# E-mailing a Video -- Memory



## maddy (Oct 30, 2010)

I'm a real computer notice, so I apologize for such a basic question.

This evening, I made a 20-second video with my camera. (First time--yay!) I transferred it to my computer and then tried to send it as an attachment to an e-mail. I got a message that said I didn't have enough memory.

What does this mean? Do I need additional memory on my hard drive? What would be the simplest way of getting the kind of memory I need?

Thank you in advance!


----------



## MichaelZ (May 21, 2013)

It means there is a limit to your file size within your email service. For example, in my yahoo account the limit is 25MB (I have a paid account). So your computer is not the factor. What you can do is publish your video to youtube and then have your friend view it there. Or make the video shorter. Or save the video on to a CD and let your friend view it from the CD. Or get another email service with a larger file capacity. Another option is to get a Google account and save to what is called "Google Drive", an online place where you can store files up to 10MB in size. Video files get big really fast!


----------



## Nevada (Sep 9, 2004)

I would restart the computer and try again. You might have used a lot of resident memory looking at the clip.

How big is this 20-second clip? What operating system do you use? How much memory do you have? What software do you use to manage your email?


----------



## maddy (Oct 30, 2010)

My operating system is XP. The file is 247 MB.

Wow, I never would have guessed that a 20-second video would be too much for my e-mail program. It's okay, though, I can transfer to a CD and hand-deliver it.

Thanks very much for your answers!


----------



## maddy (Oct 30, 2010)

Just for giggles, how do you publish a video to YouTube? I have watched them before, but have no idea how they get onto the internet.


----------



## Nevada (Sep 9, 2004)

maddy said:


> Just for giggles, how do you publish a video to YouTube? I have watched them before, but have no idea how they get onto the internet.

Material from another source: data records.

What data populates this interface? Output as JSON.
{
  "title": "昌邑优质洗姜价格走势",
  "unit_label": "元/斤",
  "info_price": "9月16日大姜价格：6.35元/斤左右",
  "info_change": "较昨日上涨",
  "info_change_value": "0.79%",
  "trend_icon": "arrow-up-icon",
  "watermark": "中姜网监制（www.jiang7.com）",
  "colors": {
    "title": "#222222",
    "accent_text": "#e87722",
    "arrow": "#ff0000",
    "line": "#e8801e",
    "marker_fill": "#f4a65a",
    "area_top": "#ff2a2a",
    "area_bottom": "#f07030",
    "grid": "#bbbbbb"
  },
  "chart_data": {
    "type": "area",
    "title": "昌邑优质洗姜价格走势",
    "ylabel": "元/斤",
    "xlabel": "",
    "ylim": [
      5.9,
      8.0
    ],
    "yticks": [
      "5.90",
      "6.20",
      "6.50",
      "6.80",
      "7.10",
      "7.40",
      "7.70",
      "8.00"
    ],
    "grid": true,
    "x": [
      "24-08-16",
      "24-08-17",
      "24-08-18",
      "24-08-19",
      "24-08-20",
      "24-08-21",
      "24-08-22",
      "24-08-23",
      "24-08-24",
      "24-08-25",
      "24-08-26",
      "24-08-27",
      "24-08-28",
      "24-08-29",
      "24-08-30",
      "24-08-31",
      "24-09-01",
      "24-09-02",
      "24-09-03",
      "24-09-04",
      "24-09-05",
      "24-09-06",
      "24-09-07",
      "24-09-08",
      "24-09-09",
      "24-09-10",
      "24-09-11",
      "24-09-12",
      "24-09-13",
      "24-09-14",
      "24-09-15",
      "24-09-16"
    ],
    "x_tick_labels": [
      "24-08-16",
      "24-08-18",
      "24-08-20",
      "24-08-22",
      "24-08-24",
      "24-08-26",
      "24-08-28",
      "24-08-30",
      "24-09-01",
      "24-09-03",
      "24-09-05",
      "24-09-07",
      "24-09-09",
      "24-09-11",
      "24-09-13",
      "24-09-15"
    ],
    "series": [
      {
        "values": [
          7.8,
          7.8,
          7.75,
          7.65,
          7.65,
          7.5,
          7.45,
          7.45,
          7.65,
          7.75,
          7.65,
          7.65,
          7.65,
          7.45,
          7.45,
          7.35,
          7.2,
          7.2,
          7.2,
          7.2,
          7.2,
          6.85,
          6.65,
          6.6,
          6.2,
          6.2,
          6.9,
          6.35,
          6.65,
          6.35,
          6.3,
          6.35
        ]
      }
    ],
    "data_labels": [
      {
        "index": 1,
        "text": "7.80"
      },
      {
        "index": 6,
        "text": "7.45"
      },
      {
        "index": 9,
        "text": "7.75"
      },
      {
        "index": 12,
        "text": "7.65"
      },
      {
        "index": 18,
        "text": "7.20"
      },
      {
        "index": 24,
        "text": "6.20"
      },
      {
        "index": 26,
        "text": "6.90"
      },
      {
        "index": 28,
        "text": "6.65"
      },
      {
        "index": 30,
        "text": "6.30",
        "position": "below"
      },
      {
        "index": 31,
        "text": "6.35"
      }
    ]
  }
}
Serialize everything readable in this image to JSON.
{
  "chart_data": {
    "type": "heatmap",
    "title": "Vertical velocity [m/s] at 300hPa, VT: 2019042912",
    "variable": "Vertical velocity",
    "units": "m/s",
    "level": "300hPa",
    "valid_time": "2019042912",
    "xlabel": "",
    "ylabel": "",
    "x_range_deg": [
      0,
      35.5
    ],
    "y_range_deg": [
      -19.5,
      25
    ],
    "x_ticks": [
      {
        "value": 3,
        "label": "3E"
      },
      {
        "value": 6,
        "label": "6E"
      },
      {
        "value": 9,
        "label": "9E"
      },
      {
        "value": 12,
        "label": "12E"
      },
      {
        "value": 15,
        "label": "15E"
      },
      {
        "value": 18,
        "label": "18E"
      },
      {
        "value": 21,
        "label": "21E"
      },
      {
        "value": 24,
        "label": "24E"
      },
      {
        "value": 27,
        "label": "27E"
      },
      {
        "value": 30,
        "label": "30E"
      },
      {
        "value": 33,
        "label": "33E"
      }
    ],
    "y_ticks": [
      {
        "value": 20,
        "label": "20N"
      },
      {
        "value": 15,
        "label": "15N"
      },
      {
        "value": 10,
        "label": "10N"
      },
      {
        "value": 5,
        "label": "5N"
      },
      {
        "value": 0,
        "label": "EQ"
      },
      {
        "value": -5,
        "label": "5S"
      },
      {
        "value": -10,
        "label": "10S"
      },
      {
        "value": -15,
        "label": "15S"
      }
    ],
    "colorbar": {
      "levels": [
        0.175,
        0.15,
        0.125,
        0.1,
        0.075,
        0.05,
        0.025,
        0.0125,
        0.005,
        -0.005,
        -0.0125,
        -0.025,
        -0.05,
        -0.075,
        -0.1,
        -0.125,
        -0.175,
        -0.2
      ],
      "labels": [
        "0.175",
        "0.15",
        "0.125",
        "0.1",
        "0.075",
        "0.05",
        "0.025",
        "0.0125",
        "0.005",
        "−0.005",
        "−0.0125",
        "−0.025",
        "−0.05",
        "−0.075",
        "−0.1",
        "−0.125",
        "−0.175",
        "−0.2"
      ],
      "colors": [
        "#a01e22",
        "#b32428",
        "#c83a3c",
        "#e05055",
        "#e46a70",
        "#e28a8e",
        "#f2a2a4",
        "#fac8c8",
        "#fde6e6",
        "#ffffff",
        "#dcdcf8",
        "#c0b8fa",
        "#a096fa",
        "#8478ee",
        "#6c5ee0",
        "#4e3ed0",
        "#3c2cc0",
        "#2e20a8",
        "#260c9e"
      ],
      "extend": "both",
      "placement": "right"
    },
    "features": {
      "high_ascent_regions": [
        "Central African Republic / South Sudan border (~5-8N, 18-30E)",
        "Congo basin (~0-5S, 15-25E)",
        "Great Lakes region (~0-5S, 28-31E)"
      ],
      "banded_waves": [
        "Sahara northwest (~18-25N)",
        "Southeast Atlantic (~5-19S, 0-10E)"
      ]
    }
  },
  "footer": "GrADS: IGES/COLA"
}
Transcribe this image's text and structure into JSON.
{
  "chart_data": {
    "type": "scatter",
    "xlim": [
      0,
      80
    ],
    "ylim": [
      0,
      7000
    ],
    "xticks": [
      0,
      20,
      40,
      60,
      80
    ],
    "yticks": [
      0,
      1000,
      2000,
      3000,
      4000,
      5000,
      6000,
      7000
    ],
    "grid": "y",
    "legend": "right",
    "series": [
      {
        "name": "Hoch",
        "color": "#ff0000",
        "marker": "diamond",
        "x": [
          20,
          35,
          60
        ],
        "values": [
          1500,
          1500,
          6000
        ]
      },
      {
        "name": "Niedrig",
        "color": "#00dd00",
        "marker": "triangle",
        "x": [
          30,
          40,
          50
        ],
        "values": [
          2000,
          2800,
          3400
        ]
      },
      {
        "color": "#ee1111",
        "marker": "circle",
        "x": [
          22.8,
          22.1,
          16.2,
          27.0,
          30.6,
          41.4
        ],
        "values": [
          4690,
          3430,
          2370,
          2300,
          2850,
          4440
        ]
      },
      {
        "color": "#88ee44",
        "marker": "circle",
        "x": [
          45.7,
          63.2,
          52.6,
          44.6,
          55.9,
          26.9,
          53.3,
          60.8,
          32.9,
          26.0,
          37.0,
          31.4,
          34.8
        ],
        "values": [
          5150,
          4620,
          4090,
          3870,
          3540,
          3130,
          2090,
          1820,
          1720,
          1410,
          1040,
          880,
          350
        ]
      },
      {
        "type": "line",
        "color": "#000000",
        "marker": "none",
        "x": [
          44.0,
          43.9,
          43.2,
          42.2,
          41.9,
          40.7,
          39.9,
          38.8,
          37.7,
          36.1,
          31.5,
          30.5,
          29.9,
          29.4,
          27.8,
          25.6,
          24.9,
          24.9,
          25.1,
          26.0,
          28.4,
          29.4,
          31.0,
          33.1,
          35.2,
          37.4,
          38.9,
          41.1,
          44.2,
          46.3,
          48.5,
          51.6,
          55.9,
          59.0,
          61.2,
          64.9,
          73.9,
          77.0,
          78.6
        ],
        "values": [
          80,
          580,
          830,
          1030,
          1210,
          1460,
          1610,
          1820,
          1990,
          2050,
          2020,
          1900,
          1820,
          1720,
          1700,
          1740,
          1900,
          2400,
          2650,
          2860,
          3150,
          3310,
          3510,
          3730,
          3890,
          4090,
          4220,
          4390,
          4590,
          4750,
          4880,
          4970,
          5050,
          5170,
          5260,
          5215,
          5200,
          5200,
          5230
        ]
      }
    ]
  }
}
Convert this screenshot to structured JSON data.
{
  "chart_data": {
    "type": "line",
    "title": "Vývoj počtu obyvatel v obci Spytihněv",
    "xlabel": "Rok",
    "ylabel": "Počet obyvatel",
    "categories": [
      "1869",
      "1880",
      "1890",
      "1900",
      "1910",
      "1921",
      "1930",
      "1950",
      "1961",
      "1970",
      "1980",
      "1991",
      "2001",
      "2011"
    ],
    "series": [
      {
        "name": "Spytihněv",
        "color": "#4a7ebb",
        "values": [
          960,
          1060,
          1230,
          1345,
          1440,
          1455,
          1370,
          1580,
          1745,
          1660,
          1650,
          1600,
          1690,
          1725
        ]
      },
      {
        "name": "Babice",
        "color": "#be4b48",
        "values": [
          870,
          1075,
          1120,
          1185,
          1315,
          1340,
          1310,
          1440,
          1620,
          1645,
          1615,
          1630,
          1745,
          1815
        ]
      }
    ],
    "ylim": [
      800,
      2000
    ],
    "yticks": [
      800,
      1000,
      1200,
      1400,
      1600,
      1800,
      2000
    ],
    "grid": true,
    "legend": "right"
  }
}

Just create a free account and upload it. Youtube will convert it to a flv clip, which is much more efficient.

It's just as well that you deliver it on CD. Your ISP probably won't allow 247 mb file attachments, and your friend probably can't receive file attachments that large anyway.


----------



## maddy (Oct 30, 2010)

Thanks so much!


----------



## mikellmikell (Nov 9, 2005)

Convert the file to a useful size and format. Cell phone and camera videos are crazy large. MP4 or WMV are good files to share


----------



## mnn2501 (Apr 2, 2008)

maddy said:


> The file is 247 MB.


That's way too big for any mail service I am aware of.
Perhaps a file sharing site (like Dropbox) would be a better solution.


----------